My Hadoop cluster is entirely occupied by hbase. Setting balancer_switch=true, will it automatically rebalance hbase and hadoop?
What is the best way to make sure that both hadoop and hbase are rebalanced and work fine too?
Factors such as addition of DataNodes, block allocation in HDFS, and behavior of the client application can lead to the data stored in HDFS clusters becoming unbalanced. You can configure the HDFS Balancer by changing various configuration options or by using the command line. The HDFS Balancer runs in iterations.
The hdfs balancer utility that analyzes block placement and balances data across the DataNodes. The balancer moves blocks until the cluster is deemed to be balanced. A threshold parameter is a float number between 0 and 100 (12.5 for instance).
The Hadoop (HDFS) balancer moves blocks around from one node to another to try to make it so each datanode has the same amount of data (within a configurable threshold). This messes up HBases's data locality, meaning that a particular region may be serving a file that is no longer on it's local host.
HBase's balance_switch balances the cluster so that each regionserver hosts the same number of regions (or close to). This is separate from Hadoop's (HDFS) balancer.
If you are running only HBase, I recommend not running Hadoop's (HDFS) balancer as it will cause certain regions to lose their data locality. This causes any request to that region to have to go over the network to one of the datanodes that is serving it's HFile.
HBase's data locality is recovered though.

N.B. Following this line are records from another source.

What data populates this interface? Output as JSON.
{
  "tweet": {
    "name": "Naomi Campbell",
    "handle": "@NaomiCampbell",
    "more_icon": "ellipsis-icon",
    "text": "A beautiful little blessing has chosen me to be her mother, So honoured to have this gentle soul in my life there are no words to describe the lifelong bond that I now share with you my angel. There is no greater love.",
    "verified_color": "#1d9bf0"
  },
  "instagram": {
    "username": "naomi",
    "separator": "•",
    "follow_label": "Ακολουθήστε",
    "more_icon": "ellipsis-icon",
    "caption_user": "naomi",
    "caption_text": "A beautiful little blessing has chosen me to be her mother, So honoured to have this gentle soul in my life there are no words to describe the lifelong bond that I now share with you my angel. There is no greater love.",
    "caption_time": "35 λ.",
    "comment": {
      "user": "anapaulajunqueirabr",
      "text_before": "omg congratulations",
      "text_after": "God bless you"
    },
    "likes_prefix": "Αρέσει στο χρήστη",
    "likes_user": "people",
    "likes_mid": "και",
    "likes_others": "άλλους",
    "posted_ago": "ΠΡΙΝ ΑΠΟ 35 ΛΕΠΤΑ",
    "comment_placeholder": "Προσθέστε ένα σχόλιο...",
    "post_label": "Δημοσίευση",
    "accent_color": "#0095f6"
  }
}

Whenever compaction occurs, all the blocks are copied locally to the regionserver serving that region and merged. At that point, data locality is recovered for that region. With that, all you really need to do to add new nodes to the cluster is add them. Hbase will take care of rebalancing the regions, and once these regions compact data locality will be restored.

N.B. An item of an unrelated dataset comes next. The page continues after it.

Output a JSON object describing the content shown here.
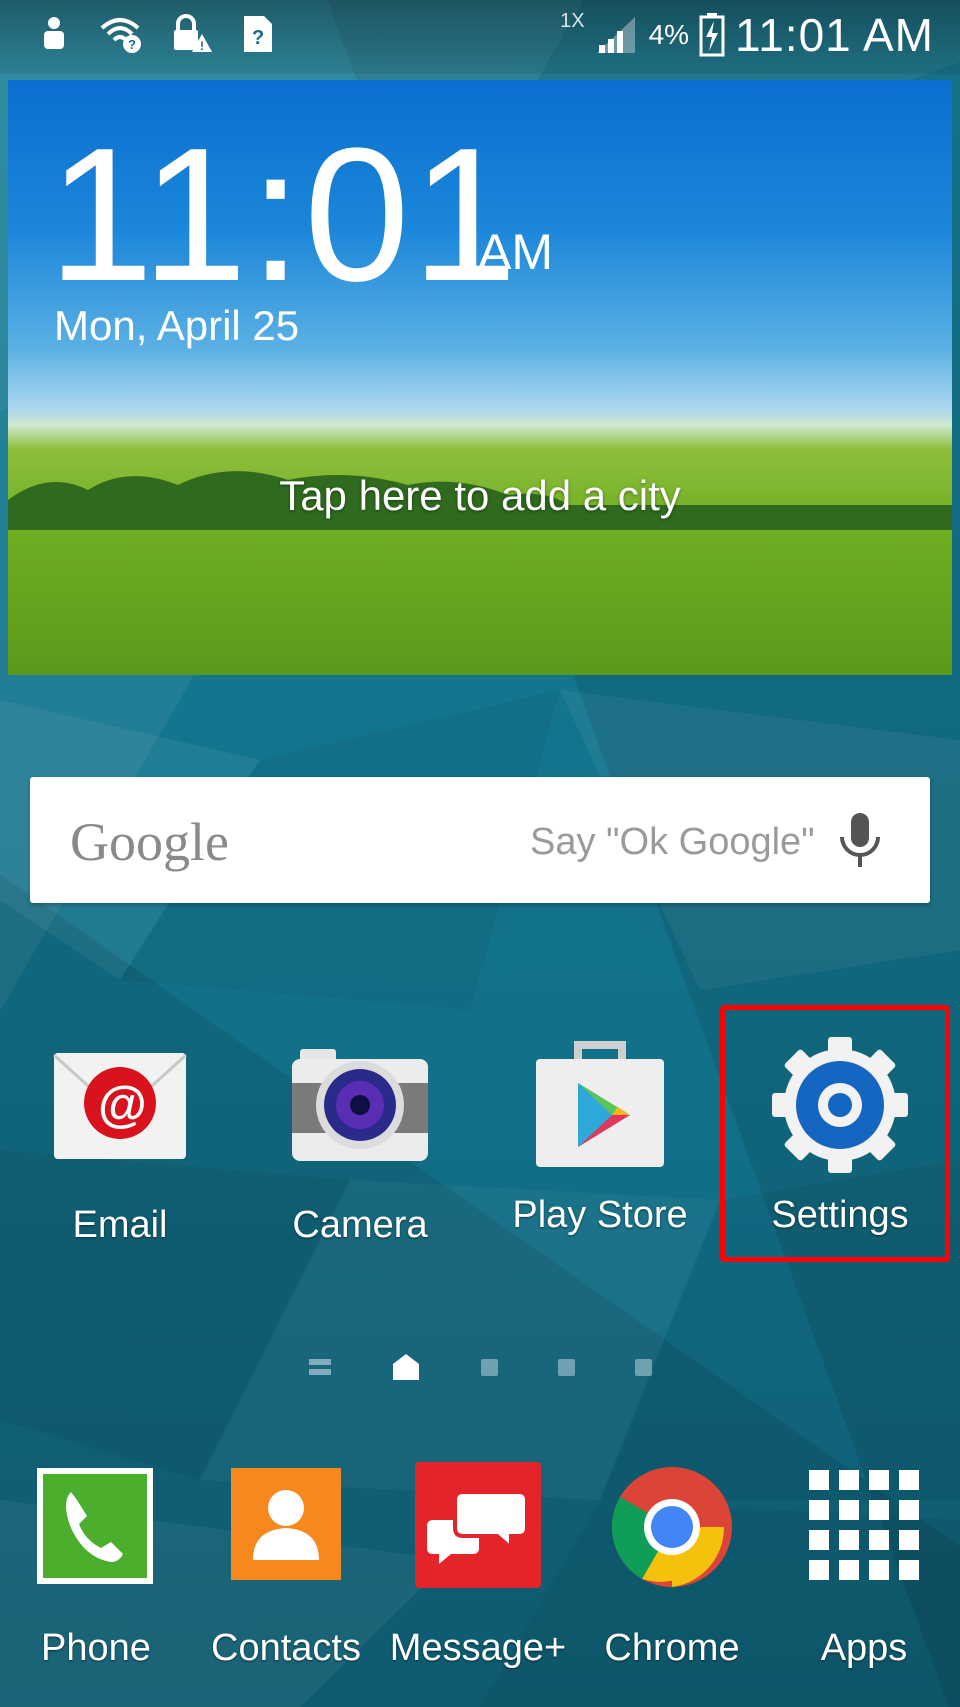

Hadoop does not do block level balancing by default. There are some tools you can use to manually do balancing in Hadoop, namely https://hadoop.apache.org/docs/r2.4.1/hadoop-project-dist/hadoop-common/CommandsManual.html#balancer. Note that balancing HDFS is actually quite expensive if you have a small number of completely empty or new nodes that you have just added to an otherwise full cluster, and my experience with it, is that it only does an alright job of balancing the HDFS blocks. Running the balancer multiple times can improve the overall balance. There are also some alternative implementations that can do a better job of balancing than the one built-in to Hadoop.

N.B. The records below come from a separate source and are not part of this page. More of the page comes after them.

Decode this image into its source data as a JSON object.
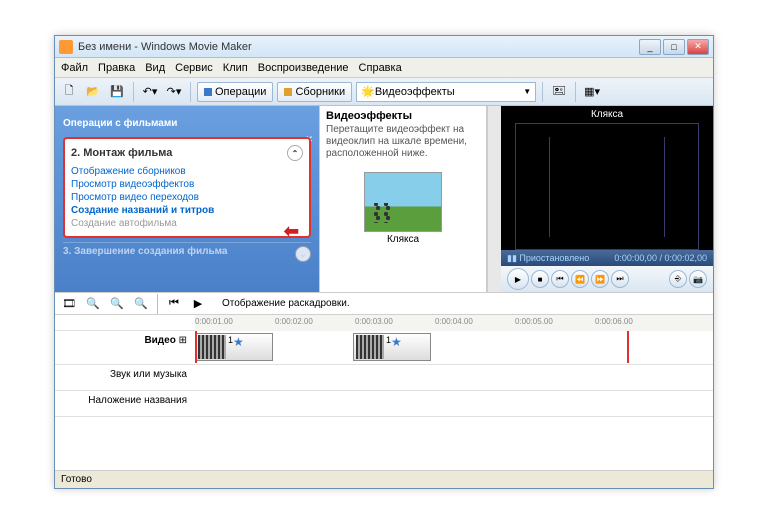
{
  "title": "Без имени - Windows Movie Maker",
  "menu": [
    "Файл",
    "Правка",
    "Вид",
    "Сервис",
    "Клип",
    "Воспроизведение",
    "Справка"
  ],
  "toolbar": {
    "ops": "Операции",
    "collections": "Сборники",
    "combo": "Видеоэффекты"
  },
  "tasks": {
    "header": "Операции с фильмами",
    "section_num": "2.",
    "section_title": "Монтаж фильма",
    "items": [
      "Отображение сборников",
      "Просмотр видеоэффектов",
      "Просмотр видео переходов",
      "Создание названий и титров",
      "Создание автофильма"
    ],
    "section3": "3. Завершение создания фильма"
  },
  "effects": {
    "title": "Видеоэффекты",
    "desc": "Перетащите видеоэффект на видеоклип на шкале времени, расположенной ниже.",
    "thumb_label": "Клякса"
  },
  "preview": {
    "title": "Клякса",
    "status": "Приостановлено",
    "time": "0:00:00,00 / 0:00:02,00"
  },
  "timeline": {
    "header": "Отображение раскадровки.",
    "marks": [
      "0:00:01.00",
      "0:00:02.00",
      "0:00:03.00",
      "0:00:04.00",
      "0:00:05.00",
      "0:00:06.00"
    ],
    "row_video": "Видео",
    "row_audio": "Звук или музыка",
    "row_overlay": "Наложение названия",
    "clip_label": "1"
  },
  "status": "Готово"
}
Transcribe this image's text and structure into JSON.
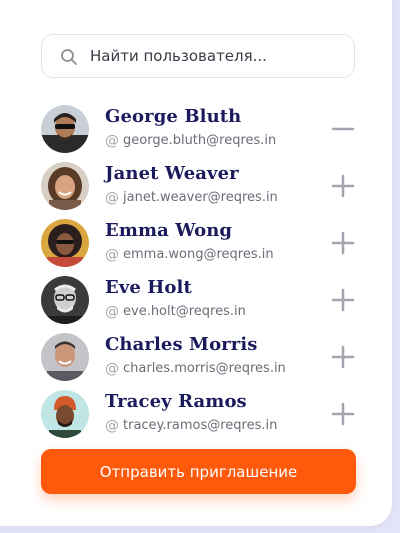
{
  "search": {
    "placeholder": "Найти пользователя...",
    "icon": "search-icon"
  },
  "users": [
    {
      "name": "George Bluth",
      "email": "george.bluth@reqres.in",
      "action": "remove",
      "action_icon": "minus-icon"
    },
    {
      "name": "Janet Weaver",
      "email": "janet.weaver@reqres.in",
      "action": "add",
      "action_icon": "plus-icon"
    },
    {
      "name": "Emma Wong",
      "email": "emma.wong@reqres.in",
      "action": "add",
      "action_icon": "plus-icon"
    },
    {
      "name": "Eve Holt",
      "email": "eve.holt@reqres.in",
      "action": "add",
      "action_icon": "plus-icon"
    },
    {
      "name": "Charles Morris",
      "email": "charles.morris@reqres.in",
      "action": "add",
      "action_icon": "plus-icon"
    },
    {
      "name": "Tracey Ramos",
      "email": "tracey.ramos@reqres.in",
      "action": "add",
      "action_icon": "plus-icon"
    }
  ],
  "email_prefix_icon": "at-icon",
  "send_button": {
    "label": "Отправить приглашение"
  },
  "colors": {
    "accent": "#ff5a0c",
    "name_text": "#1b1a5c",
    "email_text": "#6c6c78",
    "icon_gray": "#a4a4ae",
    "background": "#e3e4f8"
  }
}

You can inspect the balance of blocks from the HDFS NameNode UI if you click on the "Live Nodes" link. The "Block Pool Used" column is the useful column for this purpose. If you see a high variance in the percentage of blocks used on the various machines, then you may need to rebalance your HDFS cluster.
The balancer_switch
only affects regionserver balance. HBase will automatically balance your regions in the cluster by default, but you can manually run the balancer
at any time from the hbase shell
.
You can inspect the region balance from the main page of the HBase master UI under the "Region Servers section" in the column named "Load", there is a value named "numberOfOnlineRegions". In general, HBase does a pretty good job of keeping this balanced. I've only seen a few times when I've initially created tables that the default balancing algorithm comes up with a skewed set of regions. Regardless, the region balancer is actually fairly cheap and can be done quite quickly. Running it once is usually sufficient to get you in to a very balanced state.